It’s been more than 104 years since the U.S. charitable contribution tax deduction was introduced, and yet throughout its longevity not much has changed for America’s mega-rich philanthropists. A paper published by Cambridge University Press in Business History Review of 2018, argues how the charitable contribution tax deduction has been created solely to protect rich donors and incentivize a minority of wealthy American families.
Changes to the US tax law in 2017, saw former President Donald Trump push Congress to introduce the Tax Cuts and Jobs Act (TCJA), which at the time, saw both sides of the political spectrum addressing an old age issue. Nonetheless, the 2017 legislation still helped to secure charitable deductions for wealthy donors and philanthropists, while estimates of 2018 concluded that just over 10% of taxpayers will have their donations and charitable givings subsidized. Although TCJA lowered individual income tax substantially, it hasn’t yet fully addressed the issues concerning how the rich use charities for tax benefits.
Yet, the government remains reluctant to make any new changes or push legislation thereof, as it keeps the public purse open, taking the strain away from state and federal government to fund social welfare and charitable programs. We explore how this plays out in 21st Century America.

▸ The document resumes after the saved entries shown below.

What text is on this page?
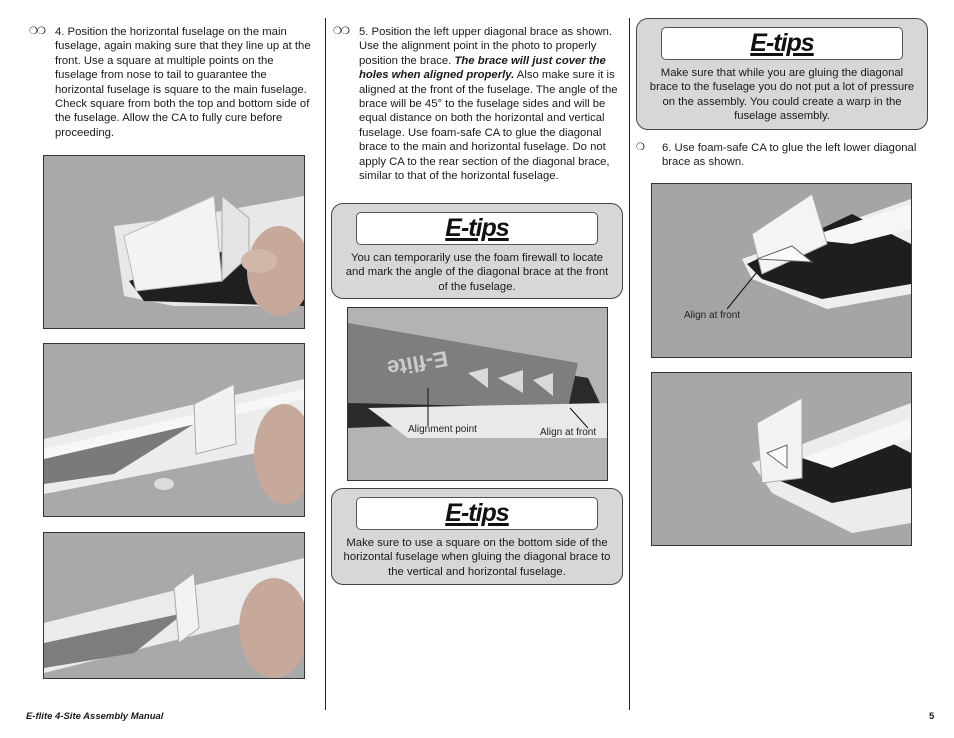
❍❍ 4. Position the horizontal fuselage on the main fuselage, again making sure that they line up at the front. Use a square at multiple points on the fuselage from nose to tail to guarantee the horizontal fuselage is square to the main fuselage. Check square from both the top and bottom side of the fuselage. Allow the CA to fully cure before proceeding.
❍❍ 5. Position the left upper diagonal brace as shown. Use the alignment point in the photo to properly position the brace. The brace will just cover the holes when aligned properly. Also make sure it is aligned at the front of the fuselage. The angle of the brace will be 45° to the fuselage sides and will be equal distance on both the horizontal and vertical fuselage. Use foam-safe CA to glue the diagonal brace to the main and horizontal fuselage. Do not apply CA to the rear section of the diagonal brace, similar to that of the horizontal fuselage.
E-tips
You can temporarily use the foam firewall to locate and mark the angle of the diagonal brace at the front of the fuselage.
E-flite
Alignment point	Align at front
E-tips
Make sure to use a square on the bottom side of the horizontal fuselage when gluing the diagonal brace to the vertical and horizontal fuselage.
E-tips
Make sure that while you are gluing the diagonal brace to the fuselage you do not put a lot of pressure on the assembly. You could create a warp in the fuselage assembly.
❍ 6. Use foam-safe CA to glue the left lower diagonal brace as shown.
Align at front
E-flite 4-Site Assembly Manual	5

How American tax policy was created to protect the rich
A Brief History
Before 1917, income tax was substantially low, until America entered World War I when the income tax was raised to nearly 67%. At the time, the federal government realized that increasing income tax would mitigate charitable donations, putting them in charge of voluntarily donating to nonprofit organizations. Thus, the government created the War Revenue Act of 1917 enabling the rich to protect their income and donations, if it abided by its rules and regulations.

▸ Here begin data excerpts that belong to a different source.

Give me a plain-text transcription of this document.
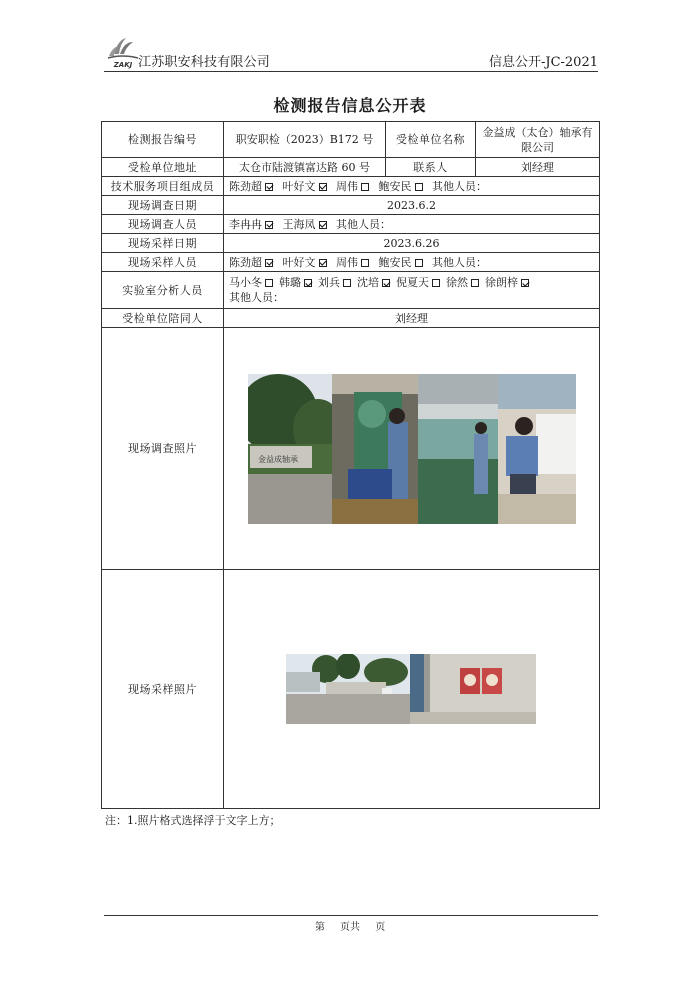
ZAKJ 江苏职安科技有限公司	信息公开-JC-2021
检测报告信息公开表
检测报告编号	职安职检（2023）B172 号	受检单位名称	金益成（太仓）轴承有限公司
受检单位地址	太仓市陆渡镇富达路 60 号	联系人	刘经理
技术服务项目组成员	陈劲超 叶好文 周伟 鲍安民 其他人员：		
现场调查日期	2023.6.2		
现场调查人员	李冉冉 王海凤 其他人员：		
现场采样日期	2023.6.26		
现场采样人员	陈劲超 叶好文 周伟 鲍安民 其他人员：		
实验室分析人员	马小冬 韩璐 刘兵 沈培 倪夏天 徐然 徐朗梓
其他人员：		
受检单位陪同人	刘经理		
现场调查照片	金益成轴承		

现场采样照片	
注：1.照片格式选择浮于文字上方；
第 页共 页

Between 1917 and 1954, the percentage of deductible income increased by more than 15%, meaning to obtain subsidized deductions from the government, households of any caliber will need to donate or give at least 30% of their income to a charity. An old age policy has made it more difficult for the general American public to donate money, while wealthy entrepreneurs and lobbyists can receive tax incentives from their contributions. A wealth that outreaches the income of the average American household.

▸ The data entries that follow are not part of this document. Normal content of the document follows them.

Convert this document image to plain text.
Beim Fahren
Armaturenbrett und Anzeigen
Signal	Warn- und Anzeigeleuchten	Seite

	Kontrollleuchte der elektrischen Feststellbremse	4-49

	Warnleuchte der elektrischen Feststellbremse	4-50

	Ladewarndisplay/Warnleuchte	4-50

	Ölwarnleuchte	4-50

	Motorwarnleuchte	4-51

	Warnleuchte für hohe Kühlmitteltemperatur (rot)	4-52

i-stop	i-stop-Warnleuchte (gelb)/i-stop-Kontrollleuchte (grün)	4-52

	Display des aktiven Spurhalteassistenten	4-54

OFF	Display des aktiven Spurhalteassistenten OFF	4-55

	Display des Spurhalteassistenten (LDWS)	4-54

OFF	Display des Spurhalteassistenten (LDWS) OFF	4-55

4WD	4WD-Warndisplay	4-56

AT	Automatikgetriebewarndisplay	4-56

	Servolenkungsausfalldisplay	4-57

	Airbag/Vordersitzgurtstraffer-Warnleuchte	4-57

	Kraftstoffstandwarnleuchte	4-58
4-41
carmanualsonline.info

How Contribution Deduction Tax works in favor of the rich
For decades American taxpayers could itemize tax deductions that were affiliated with any charitable donations, gifts, or funding of nonprofit organizations. What this meant, at the time for both rich and poor families, is that any contribution made to a charitable cause could be itemized and subtracted from any personal and taxable income.
Fast forward a couple of years later, and you start to notice how larger corporations, rich industrial entrepreneurs, and government lobbyists found that if they donate more of their earnings to charities, the fewer deductions on their income would have to be subtracted.
It’s become a tug-and-pull scenario for policymakers and government entities. The more protected rich philanthropic contributions are kept, the less the Treasury and the federal government have to spend on charitable causes and donations. Throwing the rich a rope to save themselves, but leaving an open-ended question on what is morally correct in modern-day American social and philanthropic welfare.
What are the benefits for the rich?
Depending on which side of the equation you stand, it’s relatively simple to understand. Local charities and nonprofits obtain most of their financial capital from voluntary contributions from the general public. This means that the rich, middle and lower class can make any amount of contribution to a charitable cause, but under TCJA, nearly 60% of your income will need to be contributed before a standard itemization can be included in your annual tax filing.
For the ultra-wealthy, it’s become clear that giving more of their earnings and profits to charities, will mean greater subsidization from tax filing. In some instances, corporations and wealthy entrepreneurs have found that donating large portions of shares and stock can also help secure better contribution deductions. This online resource sheds more light on how taxation for nonprofits in America works.
Years of policy changes and tax reforms have done little to help address the problem. The issue is now not how the rich are taxed, but whether their charitable contributions are morally just, seeking to uplift marginalized and nonprofit communities for the betterment of their livelihoods.